Whatever the US Federal Reserve does to US rates this week, the market will remain divided about what it ultimately means. What they do and say after this week’s FOMC meeting will then become the next critical thing. The market is expecting the Fed to then hold or maybe one more hike – but it depends on the data. 

The markets are currently split into two camps: 

· Reasons to be cheerful: an increasing number of people are convinced slowing US inflation and the economy’s resilience means the Fed has achieved the improbable holy grail of central banking – a soft landing. That’s got to be good news for stocks, maybe. 

· Reasons to be fearful: Others are delving deeply into the detail of rising credit card defaults, earnings problems, a property bust, and global slowdown (particularly in China and Europe) proof of how unsustainable the current market is. 
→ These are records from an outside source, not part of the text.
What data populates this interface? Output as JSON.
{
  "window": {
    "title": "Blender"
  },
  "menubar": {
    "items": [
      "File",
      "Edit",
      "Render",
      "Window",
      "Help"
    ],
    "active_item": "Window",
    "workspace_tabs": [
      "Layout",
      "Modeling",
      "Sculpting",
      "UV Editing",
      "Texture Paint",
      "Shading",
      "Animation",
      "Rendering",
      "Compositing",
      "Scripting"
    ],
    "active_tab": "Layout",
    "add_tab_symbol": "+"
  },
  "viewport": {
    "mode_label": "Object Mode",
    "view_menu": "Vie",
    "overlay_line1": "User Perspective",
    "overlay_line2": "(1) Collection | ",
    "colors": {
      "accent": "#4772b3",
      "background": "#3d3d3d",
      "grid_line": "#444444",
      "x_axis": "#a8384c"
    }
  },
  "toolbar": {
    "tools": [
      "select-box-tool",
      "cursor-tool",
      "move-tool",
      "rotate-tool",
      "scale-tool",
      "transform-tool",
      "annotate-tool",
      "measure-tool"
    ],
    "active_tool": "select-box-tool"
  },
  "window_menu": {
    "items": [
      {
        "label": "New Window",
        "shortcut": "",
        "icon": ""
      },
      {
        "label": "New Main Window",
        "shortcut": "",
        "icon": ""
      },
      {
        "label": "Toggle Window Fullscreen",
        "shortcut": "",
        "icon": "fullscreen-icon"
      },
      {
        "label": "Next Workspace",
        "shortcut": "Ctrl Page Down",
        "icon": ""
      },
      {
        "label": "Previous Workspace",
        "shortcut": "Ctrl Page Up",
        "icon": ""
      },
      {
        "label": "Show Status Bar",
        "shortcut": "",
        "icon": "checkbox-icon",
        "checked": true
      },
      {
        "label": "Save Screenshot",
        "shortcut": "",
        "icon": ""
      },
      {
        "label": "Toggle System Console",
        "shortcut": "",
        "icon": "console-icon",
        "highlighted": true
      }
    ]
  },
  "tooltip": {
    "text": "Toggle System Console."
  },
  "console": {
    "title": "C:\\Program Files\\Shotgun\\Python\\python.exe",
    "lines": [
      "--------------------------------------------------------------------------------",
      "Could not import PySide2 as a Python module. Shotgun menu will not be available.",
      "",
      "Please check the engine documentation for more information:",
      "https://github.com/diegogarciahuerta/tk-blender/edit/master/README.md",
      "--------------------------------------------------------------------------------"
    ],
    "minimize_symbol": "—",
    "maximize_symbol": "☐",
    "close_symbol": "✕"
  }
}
As we all know the market can remain irrational longer than holdouts against the narrative can remain solvent. 

I was listening to a well known market guru describe his current strategy as: “Tactically, risk on. Strategically cautious.” Not entirely sure how you do that (short-term bonds and liquid stocks) but I guess it’s all about to trying to time the next top to sell liquid stocks, and then wait for the next bottom to re-engage. That’s the kind of irrational behaviour that entraps investors – they miss the bottom and then wait for the market to go their way before they try to play catch up, finally getting sucked in just as it tops. Remember, markets are driven by envy – the force which ‘forces’ late investors into tottering upside on the basis of FOMO. 

I’m intrigued by the other analysts also looking at markets with a sense of disbelief. They point to multiple reasons its unsustainable. Some say the market still hasn’t figured how rising rates and QT replacing QE (i.e. central banks pulling cash from the market) has removed much of the free cash that was swilling around fuelling market upside, thus rendering the current multiples unsustainable. Others speak about bubbles in new tech and the mismatch between consumer disposable incomes and earnings expectations. 
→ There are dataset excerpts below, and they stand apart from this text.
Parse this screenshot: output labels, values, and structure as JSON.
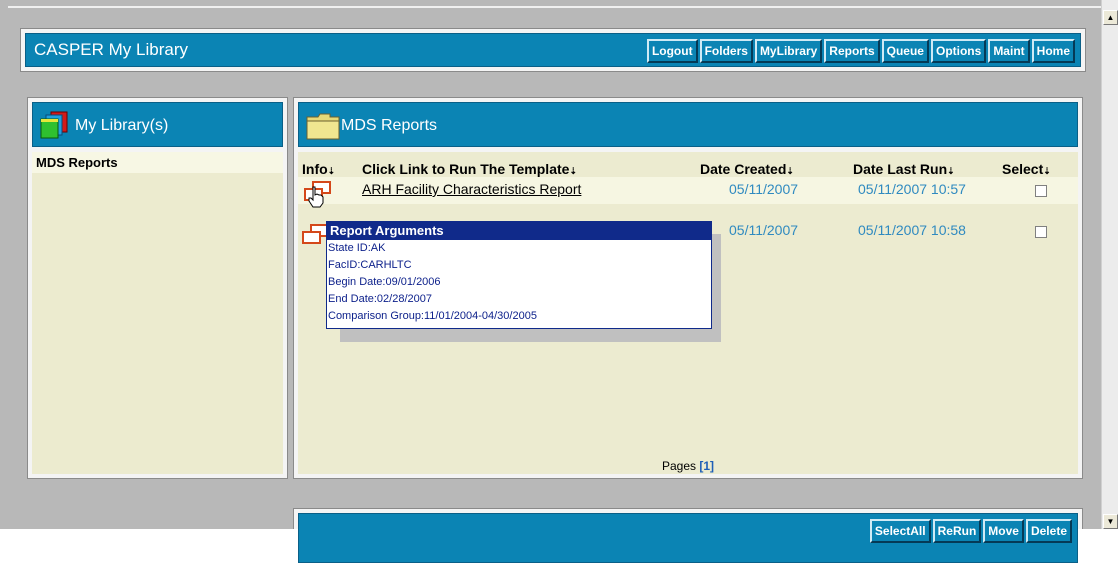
{
  "header": {
    "title": "CASPER My Library"
  },
  "nav": [
    "Logout",
    "Folders",
    "MyLibrary",
    "Reports",
    "Queue",
    "Options",
    "Maint",
    "Home"
  ],
  "left_panel": {
    "title": "My Library(s)",
    "items": [
      "MDS Reports"
    ]
  },
  "main_panel": {
    "title": "MDS Reports",
    "columns": {
      "info": "Info",
      "template": "Click Link to Run The Template",
      "created": "Date Created",
      "last_run": "Date Last Run",
      "select": "Select"
    },
    "sort_glyph": "⇣",
    "rows": [
      {
        "name": "ARH Facility Characteristics Report",
        "created": "05/11/2007",
        "last_run": "05/11/2007 10:57",
        "selected": false
      },
      {
        "name": "",
        "created": "05/11/2007",
        "last_run": "05/11/2007 10:58",
        "selected": false
      }
    ],
    "pages_label": "Pages",
    "pages_current": "[1]"
  },
  "tooltip": {
    "title": "Report Arguments",
    "lines": [
      "State ID:AK",
      "FacID:CARHLTC",
      "Begin Date:09/01/2006",
      "End Date:02/28/2007",
      "Comparison Group:11/01/2004-04/30/2005"
    ]
  },
  "footer_buttons": [
    "SelectAll",
    "ReRun",
    "Move",
    "Delete"
  ],
  "colors": {
    "bar": "#0b84b4",
    "tooltip_title": "#102a8a",
    "date_text": "#2f8ac0",
    "panel_bg": "#ecebd0"
  }
}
Apparently, the Bank of America survey says 60% of investors are bearish on stocks – which is not reflected in current markets! 

Let’s try to figure it out by looking at the positive and negatives we’re currently seeing. 
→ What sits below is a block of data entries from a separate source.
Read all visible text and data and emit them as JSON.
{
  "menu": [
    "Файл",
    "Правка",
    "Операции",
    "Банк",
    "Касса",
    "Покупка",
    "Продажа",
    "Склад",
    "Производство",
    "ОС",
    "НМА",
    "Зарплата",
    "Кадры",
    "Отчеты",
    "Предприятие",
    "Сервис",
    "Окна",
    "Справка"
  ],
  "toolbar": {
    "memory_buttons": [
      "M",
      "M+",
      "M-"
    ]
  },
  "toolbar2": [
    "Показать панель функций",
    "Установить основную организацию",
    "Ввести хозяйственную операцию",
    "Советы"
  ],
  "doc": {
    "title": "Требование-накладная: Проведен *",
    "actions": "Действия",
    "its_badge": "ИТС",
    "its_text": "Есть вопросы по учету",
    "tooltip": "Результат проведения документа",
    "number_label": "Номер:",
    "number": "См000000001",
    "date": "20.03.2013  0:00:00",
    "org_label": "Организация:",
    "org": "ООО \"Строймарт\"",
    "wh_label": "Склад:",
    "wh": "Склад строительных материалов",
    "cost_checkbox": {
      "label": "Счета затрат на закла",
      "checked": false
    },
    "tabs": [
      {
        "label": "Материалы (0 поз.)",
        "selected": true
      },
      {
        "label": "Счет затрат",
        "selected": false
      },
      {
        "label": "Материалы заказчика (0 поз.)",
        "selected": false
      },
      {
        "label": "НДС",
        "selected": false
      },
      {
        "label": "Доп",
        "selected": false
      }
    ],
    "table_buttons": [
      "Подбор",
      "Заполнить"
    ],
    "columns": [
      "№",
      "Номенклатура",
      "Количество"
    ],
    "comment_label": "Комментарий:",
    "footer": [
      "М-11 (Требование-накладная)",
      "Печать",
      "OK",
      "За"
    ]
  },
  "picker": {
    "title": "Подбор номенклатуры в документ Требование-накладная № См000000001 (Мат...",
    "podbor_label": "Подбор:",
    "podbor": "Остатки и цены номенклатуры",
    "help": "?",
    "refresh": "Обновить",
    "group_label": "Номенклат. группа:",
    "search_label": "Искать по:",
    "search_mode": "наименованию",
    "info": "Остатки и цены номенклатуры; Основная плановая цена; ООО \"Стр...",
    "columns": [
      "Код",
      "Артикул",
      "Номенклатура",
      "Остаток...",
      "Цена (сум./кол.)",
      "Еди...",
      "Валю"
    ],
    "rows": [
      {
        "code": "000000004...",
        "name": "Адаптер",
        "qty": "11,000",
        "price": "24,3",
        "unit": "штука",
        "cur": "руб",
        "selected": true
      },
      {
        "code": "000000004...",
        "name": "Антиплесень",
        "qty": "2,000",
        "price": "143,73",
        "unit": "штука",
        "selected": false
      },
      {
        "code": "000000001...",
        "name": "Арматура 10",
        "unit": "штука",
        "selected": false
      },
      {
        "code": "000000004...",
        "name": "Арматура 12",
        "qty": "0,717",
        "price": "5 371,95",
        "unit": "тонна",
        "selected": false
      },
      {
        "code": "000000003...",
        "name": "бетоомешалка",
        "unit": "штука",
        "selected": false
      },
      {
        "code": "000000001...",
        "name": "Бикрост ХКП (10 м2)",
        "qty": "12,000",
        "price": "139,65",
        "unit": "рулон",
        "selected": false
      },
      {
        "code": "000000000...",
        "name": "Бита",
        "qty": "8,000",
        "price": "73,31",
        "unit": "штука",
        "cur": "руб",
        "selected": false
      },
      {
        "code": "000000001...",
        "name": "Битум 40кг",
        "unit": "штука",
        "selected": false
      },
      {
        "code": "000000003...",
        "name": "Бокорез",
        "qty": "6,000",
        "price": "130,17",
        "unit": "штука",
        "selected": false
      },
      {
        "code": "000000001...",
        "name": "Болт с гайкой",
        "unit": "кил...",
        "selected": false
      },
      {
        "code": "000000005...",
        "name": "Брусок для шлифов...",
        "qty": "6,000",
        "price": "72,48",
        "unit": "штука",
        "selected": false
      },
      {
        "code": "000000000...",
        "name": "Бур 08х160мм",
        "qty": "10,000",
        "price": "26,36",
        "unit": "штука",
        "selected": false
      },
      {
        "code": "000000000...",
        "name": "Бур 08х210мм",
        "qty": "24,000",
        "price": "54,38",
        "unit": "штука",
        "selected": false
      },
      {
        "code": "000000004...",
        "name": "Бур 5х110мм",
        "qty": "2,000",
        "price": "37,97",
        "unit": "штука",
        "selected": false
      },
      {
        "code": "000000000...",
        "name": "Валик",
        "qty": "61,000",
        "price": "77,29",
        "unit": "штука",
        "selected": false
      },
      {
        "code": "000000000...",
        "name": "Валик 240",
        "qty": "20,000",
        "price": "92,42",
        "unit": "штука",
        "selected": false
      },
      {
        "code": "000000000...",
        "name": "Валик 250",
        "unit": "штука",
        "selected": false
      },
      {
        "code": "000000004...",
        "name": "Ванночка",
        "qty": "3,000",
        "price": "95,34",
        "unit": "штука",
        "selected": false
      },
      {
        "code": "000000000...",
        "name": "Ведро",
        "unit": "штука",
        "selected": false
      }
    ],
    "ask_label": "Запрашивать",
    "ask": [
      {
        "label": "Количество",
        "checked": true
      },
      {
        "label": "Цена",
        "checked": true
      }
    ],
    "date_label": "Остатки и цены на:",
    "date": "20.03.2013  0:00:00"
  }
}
Reasons to be positive about include: 

· Economic resilience – consumers continue to consume and the market has new drivers like digitalisation and AI driving investment themes. 

· Bond rates are close to top 

· Dovish Fed – many commentators predict the Fed will swing behind a looser tone. 

· Russia interests becoming more isolated from those of the Global South re-establishing global geopolitical harmony as links between the West and South are reforged 

· ECB likely to continue hiking, accelerating dollar weakness 

· Global Investors still awash with cash 

Reasons to remain negative include: 

· Global investors fear global recession – look at China and European PMIs. 

· Debt – Unsustainable consumer, corporate and sovereign debt 

· Sticky inflation – inflation certainly isn’t beat yet 

· Potential global food inflation from closed Odessa grain exports 

· Saudi oil production cuts are having an impact, oil upside will be inflationary 

· Hawkish Fed – the Fed may remain uber-cautious and remain on tightening mode 

· Commercial Real Estate crisis 

· Regional Banking crisis revisited 

· Bank of Japan set to change the dynamic and hike rates 

· Rising political risks in USA, UK and Europe 

· Rising inequality risks 

· Elevated no-see-um risk (and because they are no-see-ums I simply can’t explain why the risks are rising). 

So, what is the right strategy for the moment? I can’t think we are in a Potemkin market – where the actual supports are nothing like as real as we think they are. It all looks rather rosy, but behind the false façade a whole series of issues are still to be revealed and not all of them will be positive.